698 - Journal d'un conscrit (3) [in memoriam J.-M.]
Lundi 10/10 [1983]
Visite du médecin, ce matin. A la question : « Comment vous sentez-vous ? », j’ai répondu que j’étais d’humeur neurasthénique ; on m’a fait répéter ; […] je me suis entendu répondre [ensuite] que je n’étais pas neurasthénique, mais vraisemblablement plutôt : « asthénique tout court, parce que neurasthénique, c’est dans la tête » ; autant dire que, pour [ce médecin], rien de ce qui se passe dans la tête n’est crédible… […] Je me suis également vu refuser le quartier libre que je sollicitais. Je suis donc un peu déprimé.
Il apparaît qu’en fait je ne fais pas de l’hyperglycémie réactionnelle comme je l’ai déjà écrit dans cette lettre, mais l’inverse — donc de l’hypoglycémie… L’on m’a dit que je devrais rester ici « un peu » — ce qui ne m’éclaire guère sur la durée de mon séjour. Bref, je n’ai plus guère d’espoir de ne pas retourner à la caserne.
(Il n’y a pas de psychiatre à l’hôpital de C*** : si l’on veut avoir une “audience”, il faut s’adresser à l’infirmerie de son propre régiment… qui daigne ou non s’en occuper. La suite à lieu à N*** ou à M***, ce qui me semble hautement problématique. J’essaierai tout de même si je le puis, conformément au conseil du psychiatre que, courant septembre, j’avais consulté…)
Je vais cesser ici, de peur de trop écraser cette lettre.

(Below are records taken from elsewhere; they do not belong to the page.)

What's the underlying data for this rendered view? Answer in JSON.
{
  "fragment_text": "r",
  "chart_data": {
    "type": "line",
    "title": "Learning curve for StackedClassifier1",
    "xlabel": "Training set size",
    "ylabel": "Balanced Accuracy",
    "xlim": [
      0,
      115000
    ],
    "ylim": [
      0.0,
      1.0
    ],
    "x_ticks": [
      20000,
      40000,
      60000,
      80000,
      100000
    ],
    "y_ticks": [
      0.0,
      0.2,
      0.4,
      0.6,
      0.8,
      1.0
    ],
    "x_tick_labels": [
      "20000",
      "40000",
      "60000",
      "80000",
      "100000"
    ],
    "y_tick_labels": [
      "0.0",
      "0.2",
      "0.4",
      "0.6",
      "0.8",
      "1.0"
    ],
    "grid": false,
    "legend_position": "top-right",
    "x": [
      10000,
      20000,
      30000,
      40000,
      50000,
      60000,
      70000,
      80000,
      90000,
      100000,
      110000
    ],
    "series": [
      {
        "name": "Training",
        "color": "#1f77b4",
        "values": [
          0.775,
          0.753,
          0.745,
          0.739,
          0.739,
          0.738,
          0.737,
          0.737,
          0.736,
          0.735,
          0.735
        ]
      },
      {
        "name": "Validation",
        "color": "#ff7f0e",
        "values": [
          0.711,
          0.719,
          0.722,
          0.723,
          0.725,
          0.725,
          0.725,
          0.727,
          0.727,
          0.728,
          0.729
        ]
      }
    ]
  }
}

Au cas où vous vous sentiriez quelque démangeaison plumitive, je vous laisse mon adresse provisoire :
***** Romain J.R. Service de Médecine Chambre 231 Hôpital des Armées *** *** ***** – C***
Indiquez sur la lettre : « à faire suivre », on ne sait jamais.
Croyez bien que je pense à vous et compte les jours probables qui attendront de vous voir.